In the Fojo mining area, the mass magnetic susceptibility was slightly influenced by Zr (15.7 keV) (Fig. 10a), which is found in concentration levels from 0.006 to 0.012% in selected samples (Table 2), probably characterizing a silicate mineral phase (Ribeiro et al., 2011). These results differ from the previously identified controlling variables for the two clusters studied around the São Pedro da Cova coal mine (Fig. 9), which explains the different nature of magnetism, as well as complexity of soil magnetic properties in the individual coal mines. Also, the importance of the contribution of geochemical elements to the soil’s magnetic properties, identified by MVA, should be emphasized.

In the Regoufe W–Sn mine samples, the profile of the important variables that most affect the mass magnetic susceptibility is different (Fig. 10b). In addition to Fe, the predominant variable is As (10.5 keV and 11.6 keV) with a strong correlation with the mass magnetic susceptibility, which probably indicates the influence of arsenopyrite (FeAsS) in the mine waste soils. In these samples the concentration of As is high, ranging from 0.075% up to 1% (Table 2), which indicates mine waste contamination. Previous studies have shown that magnetic spherules of magnetite (Fe3O4), of anthropogenic origin, are the main magnetic carrier, heterogeneously distributed in the soil samples (Sant’Ovaia et al., 2023). In addition to Fe and As, the mass magnetic susceptibility is also affected by Zn (8.6 keV), Rb (13.4 keV), and Sn (25.2 keV), which are found in these samples at maximum respective levels up to 0.05%, 0.08%, and 0.01%.This confirmed the influence of pedological processes and lithological differences in the studied samples, as well as the contribution of anthropogenic magnetic spherules. These results are supported by earlier geological studies which showed that the Regoufe pluton was a muscovite-albite porphyritic granite, containing mineralized quartz veins with arsenopyrite (AsFeS) and cassiterite (SnO2), with minor amounts of sphalerite (ZnFeS), among other metallic minerals (Sant’Ovaia et al., 2023).

Conclusions

The use of MVA to analyse the entire XRF spectra (including all characteristic geochemical features) to discriminate the origin of mass magnetic susceptibility in soil samples shows the relative contribution of different geochemical parameters in determining the soil magnetic properties.

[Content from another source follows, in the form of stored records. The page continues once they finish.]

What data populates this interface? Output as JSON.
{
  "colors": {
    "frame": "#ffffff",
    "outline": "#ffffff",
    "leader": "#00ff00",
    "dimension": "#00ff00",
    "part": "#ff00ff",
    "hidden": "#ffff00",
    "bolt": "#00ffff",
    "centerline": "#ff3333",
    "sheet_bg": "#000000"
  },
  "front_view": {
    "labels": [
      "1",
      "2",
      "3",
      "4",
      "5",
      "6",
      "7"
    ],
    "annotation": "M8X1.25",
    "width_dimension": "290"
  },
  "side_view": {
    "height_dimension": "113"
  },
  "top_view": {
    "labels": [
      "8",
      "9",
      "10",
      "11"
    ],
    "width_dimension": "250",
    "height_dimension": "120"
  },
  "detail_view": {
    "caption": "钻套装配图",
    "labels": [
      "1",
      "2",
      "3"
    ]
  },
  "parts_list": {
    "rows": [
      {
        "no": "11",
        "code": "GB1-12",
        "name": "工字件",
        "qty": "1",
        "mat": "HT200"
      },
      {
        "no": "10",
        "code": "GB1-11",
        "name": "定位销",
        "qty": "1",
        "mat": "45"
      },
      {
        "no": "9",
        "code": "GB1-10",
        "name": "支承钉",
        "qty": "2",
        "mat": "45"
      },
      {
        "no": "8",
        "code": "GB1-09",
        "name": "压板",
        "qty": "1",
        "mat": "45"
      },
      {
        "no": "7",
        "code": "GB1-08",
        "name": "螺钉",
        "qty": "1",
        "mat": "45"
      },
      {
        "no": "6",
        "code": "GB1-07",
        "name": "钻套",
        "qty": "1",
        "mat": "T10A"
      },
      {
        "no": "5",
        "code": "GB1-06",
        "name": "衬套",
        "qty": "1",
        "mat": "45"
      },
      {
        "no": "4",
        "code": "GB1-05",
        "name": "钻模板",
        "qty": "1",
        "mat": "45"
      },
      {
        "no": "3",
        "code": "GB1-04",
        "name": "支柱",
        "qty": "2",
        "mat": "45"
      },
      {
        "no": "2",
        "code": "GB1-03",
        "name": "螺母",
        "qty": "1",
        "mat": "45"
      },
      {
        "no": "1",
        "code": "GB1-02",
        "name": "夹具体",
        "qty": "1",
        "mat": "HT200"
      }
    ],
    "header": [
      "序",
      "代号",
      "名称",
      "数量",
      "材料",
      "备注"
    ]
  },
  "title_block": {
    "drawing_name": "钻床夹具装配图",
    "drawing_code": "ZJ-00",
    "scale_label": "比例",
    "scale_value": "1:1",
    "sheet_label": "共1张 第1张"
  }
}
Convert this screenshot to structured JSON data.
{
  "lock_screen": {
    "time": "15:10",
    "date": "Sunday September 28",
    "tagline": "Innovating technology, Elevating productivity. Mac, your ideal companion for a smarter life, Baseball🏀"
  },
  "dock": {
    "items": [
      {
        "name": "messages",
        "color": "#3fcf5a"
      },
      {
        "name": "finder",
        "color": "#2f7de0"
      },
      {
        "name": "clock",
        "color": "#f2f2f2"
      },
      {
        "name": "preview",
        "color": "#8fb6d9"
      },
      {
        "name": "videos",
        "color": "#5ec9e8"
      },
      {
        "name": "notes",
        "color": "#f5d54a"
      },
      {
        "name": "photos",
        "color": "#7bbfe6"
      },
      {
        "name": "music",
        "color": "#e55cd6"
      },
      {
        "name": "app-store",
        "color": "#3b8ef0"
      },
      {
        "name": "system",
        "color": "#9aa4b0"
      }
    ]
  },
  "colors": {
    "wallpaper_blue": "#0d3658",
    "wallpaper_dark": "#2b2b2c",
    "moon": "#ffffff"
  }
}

The XRF–MVA models were developed and validated for individual mining areas and their application to similar mining areas in other geographical zones should be tested. Importantly, the use of statistical analyses of the type used here demonstrates the linkages between magnetic susceptibility and chemical composition of the soils and the relationship to contaminant from anthropogenic processes and activities.

Wide ranges of absolute values of the mass magnetic susceptibility (2.15–1003 × 10−8 m3 kg−1), obtained by standard laboratory measurements in soils from three abandoned mining areas were comprehensively interpreted by the developed XRF–MVA models. The application of PCA to XRF soil spectroscopic signatures provides significant information to enable sample discrimination (PC-1 + PC-2 = 94%) and identification of soils with specific inputs from both mining activities and the natural environment, with subsequent cluster analysis discriminating between contaminated and non-contaminated soils. The PLS multivariate regression confirmed the strong positive correlation (R2 > 0.95) between soil geochemistry and mass magnetic susceptibility, selecting the most important model variables affecting soil health.

We find the applicability of the XRF–MVA models more useful at the local rather than the regional level due to differences in the sources of soil and contamination between different localities and mine types. Future research should include increased sample sizes at a more diverse range of mining areas(including more and less contaminated soils), to test the regional applicability of the XRF–MVA models with all their advantages in the assessment of specific details of soil magnetic properties. The site-specific model explained here adopts a holistic approach that can be a useful contribution to ecologists and geochemists, as well as other soil science professionals, as a case study for rapid surveys for soil contamination.